IV) In the event of a prohibition of export, the seller is required to provide notice within ‘7 consecutive days of the occurrence’ or ‘not later than 21 consecutive days before the commencement of the shipment period, whichever is later…’. In this regard, the new clause is much more prescriptive. A seller’s failure to comply with such notice requirements will result in the seller being in default of the contract if it is unable to perform as a result of the prohibition on export. This analysis applies equally to the other 11 specified instances falling within the ‘Prevention of Shipment’ clause.
V) Where a seller complies with the particular notice requirements and the event giving rise to force majeure continues for a period of 21 consecutive days after the end of the shipment period, the buyer will have an option to cancel the unfulfilled portion of the contract by serving notice on the seller ‘not later than the first business day after expiry of the 21 day period’.
VI) Where a buyer chooses not to exercise its option to cancel, the contract will remain in force for an additional period of 14 consecutive days. If, after this period lapses, the event of force majeure has not ceased the unfulfilled portion of the contract will give rise to an automatic cancellation.

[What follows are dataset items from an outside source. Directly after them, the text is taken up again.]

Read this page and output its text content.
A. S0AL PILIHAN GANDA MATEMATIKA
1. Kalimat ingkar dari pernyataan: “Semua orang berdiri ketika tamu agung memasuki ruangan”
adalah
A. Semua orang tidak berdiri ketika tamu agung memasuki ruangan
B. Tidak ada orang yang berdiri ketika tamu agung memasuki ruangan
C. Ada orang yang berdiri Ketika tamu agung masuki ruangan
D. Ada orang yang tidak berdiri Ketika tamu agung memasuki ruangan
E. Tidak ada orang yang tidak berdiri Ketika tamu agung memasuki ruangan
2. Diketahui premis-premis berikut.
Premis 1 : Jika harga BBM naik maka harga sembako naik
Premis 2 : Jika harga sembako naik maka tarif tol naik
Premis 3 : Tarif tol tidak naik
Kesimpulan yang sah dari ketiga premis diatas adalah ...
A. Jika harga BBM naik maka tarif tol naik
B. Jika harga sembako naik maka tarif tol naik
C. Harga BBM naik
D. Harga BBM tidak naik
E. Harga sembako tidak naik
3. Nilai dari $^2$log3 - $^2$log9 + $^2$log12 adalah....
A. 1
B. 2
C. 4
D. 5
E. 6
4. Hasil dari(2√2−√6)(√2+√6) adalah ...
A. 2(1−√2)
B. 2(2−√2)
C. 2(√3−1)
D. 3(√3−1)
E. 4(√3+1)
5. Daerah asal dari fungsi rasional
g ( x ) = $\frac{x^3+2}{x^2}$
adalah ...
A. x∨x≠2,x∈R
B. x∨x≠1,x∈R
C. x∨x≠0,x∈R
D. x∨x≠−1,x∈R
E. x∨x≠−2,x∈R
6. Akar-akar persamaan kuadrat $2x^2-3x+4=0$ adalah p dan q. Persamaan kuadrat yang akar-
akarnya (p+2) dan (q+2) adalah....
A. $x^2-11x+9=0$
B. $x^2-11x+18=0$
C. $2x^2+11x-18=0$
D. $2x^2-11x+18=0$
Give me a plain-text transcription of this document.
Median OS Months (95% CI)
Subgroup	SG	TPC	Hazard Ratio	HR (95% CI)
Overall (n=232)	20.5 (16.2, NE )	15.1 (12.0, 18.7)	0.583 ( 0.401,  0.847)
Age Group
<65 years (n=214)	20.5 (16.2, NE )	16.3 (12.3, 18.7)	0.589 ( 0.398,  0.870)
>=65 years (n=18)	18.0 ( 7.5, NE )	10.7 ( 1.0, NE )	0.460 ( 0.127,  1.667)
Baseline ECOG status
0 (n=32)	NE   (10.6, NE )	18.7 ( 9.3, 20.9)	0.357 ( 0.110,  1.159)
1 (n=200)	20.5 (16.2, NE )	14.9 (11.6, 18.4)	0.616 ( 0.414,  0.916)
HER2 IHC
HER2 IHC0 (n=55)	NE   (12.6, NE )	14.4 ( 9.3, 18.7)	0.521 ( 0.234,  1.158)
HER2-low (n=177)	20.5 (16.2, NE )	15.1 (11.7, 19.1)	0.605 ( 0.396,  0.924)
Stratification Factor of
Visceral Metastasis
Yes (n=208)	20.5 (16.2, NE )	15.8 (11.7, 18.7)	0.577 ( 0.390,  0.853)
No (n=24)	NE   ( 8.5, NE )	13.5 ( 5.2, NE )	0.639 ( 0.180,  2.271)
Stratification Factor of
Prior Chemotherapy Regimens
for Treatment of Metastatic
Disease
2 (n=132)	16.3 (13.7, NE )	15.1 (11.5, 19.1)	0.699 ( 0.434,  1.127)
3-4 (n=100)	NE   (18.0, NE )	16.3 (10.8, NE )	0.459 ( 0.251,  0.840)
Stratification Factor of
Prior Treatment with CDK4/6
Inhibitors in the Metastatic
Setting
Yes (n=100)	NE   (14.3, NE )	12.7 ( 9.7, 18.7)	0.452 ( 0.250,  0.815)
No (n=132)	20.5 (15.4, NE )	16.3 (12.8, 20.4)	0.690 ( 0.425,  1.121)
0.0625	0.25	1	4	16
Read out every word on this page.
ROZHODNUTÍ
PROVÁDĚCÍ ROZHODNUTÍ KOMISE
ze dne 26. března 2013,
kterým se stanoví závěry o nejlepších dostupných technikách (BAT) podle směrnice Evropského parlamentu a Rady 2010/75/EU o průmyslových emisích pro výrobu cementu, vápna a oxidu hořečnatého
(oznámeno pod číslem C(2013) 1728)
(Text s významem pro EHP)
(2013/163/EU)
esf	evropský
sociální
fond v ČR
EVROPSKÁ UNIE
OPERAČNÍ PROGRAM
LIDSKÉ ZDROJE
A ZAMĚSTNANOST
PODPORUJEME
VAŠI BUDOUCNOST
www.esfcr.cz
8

VII) Lastly, where the prohibition ceases before the contract is cancelled under the clause, a seller is required to notify its buyer promptly that the prohibition has ceased. The seller is then entitled to the remaining time that was left over under the original shipment period prior to the prohibition event occurring, to effect shipment. This is subject to the proviso that, where such time is 14 days or less, a period of 14 consecutive days will be granted to the seller to effect shipment.
VIII) The burden of proof under the new clause falls squarely with the seller.
IX) Blockades and hostilities, two hangovers from the previous ‘Prohibition’ clause, will now fall into two distinct events constituting a force majeure event. Accordingly they are two of the twelve instances in which the force majeure clause can be invoked.
Key changes on force majeure and strikes:
I) ‘Strike, lockouts and combination of workmen’ is one of the twelve instances in which the force majeure clause can be invoked. In this regard strikes now constitute a force majeure event and accordingly fall under the same umbrella as prohibition.
II) Provisions relating to notice are the same as prohibition, as set out above.
III) A buyer now has the option of cancelling the contract or any unfulfilled portion after a period of 21 consecutive days, rather than 30. If a buyer chooses not to exercise the option to cancel, the contract is no longer automatically extended for a period of 30 consecutive days; rather it remains in force for an additional period of 14 consecutive days. Once this period has ceased, any unfulfilled part of the contract is automatically cancelled.
IV) As above, the burden of proof lies with the seller to evidence delay or non-fulfilment.